Cancer has taken so much from me.
I will never forget the feeling of holding my mom’s hand in hospice as she took her last breath. Asking my Dad “is she gone?” Tears rolled down his face as he said “yes.”
I’ll never forget the sound of bagpipes in the cemetery as we laid my mom to rest. Confused why my Dad needed his name on the grave as well. It felt like it was foreshadowing my future.

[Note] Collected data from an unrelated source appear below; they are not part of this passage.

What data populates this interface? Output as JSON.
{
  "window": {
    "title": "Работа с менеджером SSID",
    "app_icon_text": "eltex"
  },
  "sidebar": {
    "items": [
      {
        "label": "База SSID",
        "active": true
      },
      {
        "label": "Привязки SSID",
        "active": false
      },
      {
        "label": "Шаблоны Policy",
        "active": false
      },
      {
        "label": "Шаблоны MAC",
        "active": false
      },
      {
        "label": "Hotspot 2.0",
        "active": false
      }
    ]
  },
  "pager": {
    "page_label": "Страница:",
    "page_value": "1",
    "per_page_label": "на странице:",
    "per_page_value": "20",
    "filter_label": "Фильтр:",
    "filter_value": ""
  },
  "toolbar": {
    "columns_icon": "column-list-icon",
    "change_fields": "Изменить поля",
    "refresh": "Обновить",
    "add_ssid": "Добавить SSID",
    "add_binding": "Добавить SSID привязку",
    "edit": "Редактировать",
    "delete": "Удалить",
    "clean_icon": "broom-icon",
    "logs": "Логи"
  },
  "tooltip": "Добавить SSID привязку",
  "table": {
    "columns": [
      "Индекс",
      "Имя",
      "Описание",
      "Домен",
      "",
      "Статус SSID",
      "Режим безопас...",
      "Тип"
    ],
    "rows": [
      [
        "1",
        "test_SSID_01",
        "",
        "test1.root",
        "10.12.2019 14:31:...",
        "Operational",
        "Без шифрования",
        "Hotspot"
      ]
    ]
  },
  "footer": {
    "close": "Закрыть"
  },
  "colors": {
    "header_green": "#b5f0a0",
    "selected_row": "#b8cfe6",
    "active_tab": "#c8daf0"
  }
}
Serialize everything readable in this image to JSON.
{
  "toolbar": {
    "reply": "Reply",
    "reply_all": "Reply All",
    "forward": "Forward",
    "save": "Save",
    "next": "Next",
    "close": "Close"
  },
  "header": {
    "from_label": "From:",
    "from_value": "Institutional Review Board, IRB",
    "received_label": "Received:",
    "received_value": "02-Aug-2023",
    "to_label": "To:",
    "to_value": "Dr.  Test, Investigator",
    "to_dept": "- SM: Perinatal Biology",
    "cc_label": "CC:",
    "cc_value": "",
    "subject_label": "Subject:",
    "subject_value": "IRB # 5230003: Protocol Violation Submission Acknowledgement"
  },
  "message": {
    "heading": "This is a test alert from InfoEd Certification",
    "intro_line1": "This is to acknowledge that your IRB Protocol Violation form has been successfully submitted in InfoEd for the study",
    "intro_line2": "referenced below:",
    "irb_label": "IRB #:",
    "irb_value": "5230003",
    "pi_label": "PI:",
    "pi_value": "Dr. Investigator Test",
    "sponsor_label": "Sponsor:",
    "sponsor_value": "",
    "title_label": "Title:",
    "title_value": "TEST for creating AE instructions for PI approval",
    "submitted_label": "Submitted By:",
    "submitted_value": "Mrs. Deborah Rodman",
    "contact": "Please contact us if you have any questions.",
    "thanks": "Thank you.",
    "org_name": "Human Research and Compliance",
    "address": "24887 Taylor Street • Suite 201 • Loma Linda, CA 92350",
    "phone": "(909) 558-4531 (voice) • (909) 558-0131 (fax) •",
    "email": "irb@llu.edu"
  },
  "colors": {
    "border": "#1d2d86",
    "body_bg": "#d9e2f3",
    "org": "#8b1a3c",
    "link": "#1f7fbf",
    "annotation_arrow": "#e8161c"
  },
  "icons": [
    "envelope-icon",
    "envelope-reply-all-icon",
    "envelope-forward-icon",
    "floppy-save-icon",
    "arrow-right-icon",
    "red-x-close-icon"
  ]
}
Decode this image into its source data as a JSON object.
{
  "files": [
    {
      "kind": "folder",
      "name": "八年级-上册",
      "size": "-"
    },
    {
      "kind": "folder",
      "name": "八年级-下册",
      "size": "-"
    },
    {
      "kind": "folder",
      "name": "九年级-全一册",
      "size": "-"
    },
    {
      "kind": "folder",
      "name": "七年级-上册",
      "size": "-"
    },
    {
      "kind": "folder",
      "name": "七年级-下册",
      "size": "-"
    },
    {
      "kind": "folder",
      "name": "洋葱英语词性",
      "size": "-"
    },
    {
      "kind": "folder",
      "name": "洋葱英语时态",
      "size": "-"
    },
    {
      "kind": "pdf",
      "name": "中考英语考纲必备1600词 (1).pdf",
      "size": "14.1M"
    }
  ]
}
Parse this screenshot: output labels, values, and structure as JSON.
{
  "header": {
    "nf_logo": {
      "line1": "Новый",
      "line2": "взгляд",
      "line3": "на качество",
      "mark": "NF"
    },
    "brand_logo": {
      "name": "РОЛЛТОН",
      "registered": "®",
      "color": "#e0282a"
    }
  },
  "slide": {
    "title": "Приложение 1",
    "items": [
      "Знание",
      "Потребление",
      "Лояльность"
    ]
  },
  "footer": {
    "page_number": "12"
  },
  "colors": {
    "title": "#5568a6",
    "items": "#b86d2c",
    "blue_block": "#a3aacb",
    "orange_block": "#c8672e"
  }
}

I’ll never forget sitting at the University of Chicago after months of misdiagnosis hearing a pancreatic cancer diagnosis and my Dad and I acknowledging we already knew, the feeling in our guts couldn’t be ignored. I had cancer.
I’ll never forget returning from vacation with a family friend to my sister in our driveway. The second I saw her, I immediately thought my Dad was gone, and I felt relief to find out he was in the hospital and still alive, for now.
Cancer damaged me, damaged me beyond repair at times. It broke me. It stripped me of the moments I yearn for to this day.
Cancer snuck up on me and defined me. But, it also became something I didn’t expect. Beautiful.
I quickly learned for many of us the treatment for cancer was worse than the disease. Spending days on end being hooked up to chemotherapy that couldn’t be exposed to light. Every poke, every shot, every hospital stay chipped away at me.
I reached a point where I didn’t want to do treatment anymore. I was 14, we had just lost my mom to cancer and I had a hard time believing I had a chance at surviving.
My nurse and doctor begged my Dad and I to try one thing before we had any more conversations about quitting treatment.
There was a camp for kids with cancer in Lake Geneva, WI and they wanted me to go.
I didn’t want to go. I thought it sounded awful. What was I going to do at a cancer camp? Bedazzle a puke bucket?
My Dad made me go and the rest is history.
Camp One Step saved my life.
I saw cancer survivors for the first time. Kids who were just like me swimming, fishing, laughing - things I never thought I would experience again.
I was home at Camp, and I finished treatment because of the magic that exists there.
Doctors can have all the treatments in the world but, you have to want to fight. Camp was medicine for my soul. It reminded me life was worth living. And the community was priceless, my second family.
So here we are. I’m going to run 26.2 miles in October in the Chicago Marathon.
The running part? That isn’t the important part for me. I’m running to make sure more kids with cancer will find their second home at Camp One Step. Because camp saved my life.
My goal is to raise $20,000 for Camp One Step.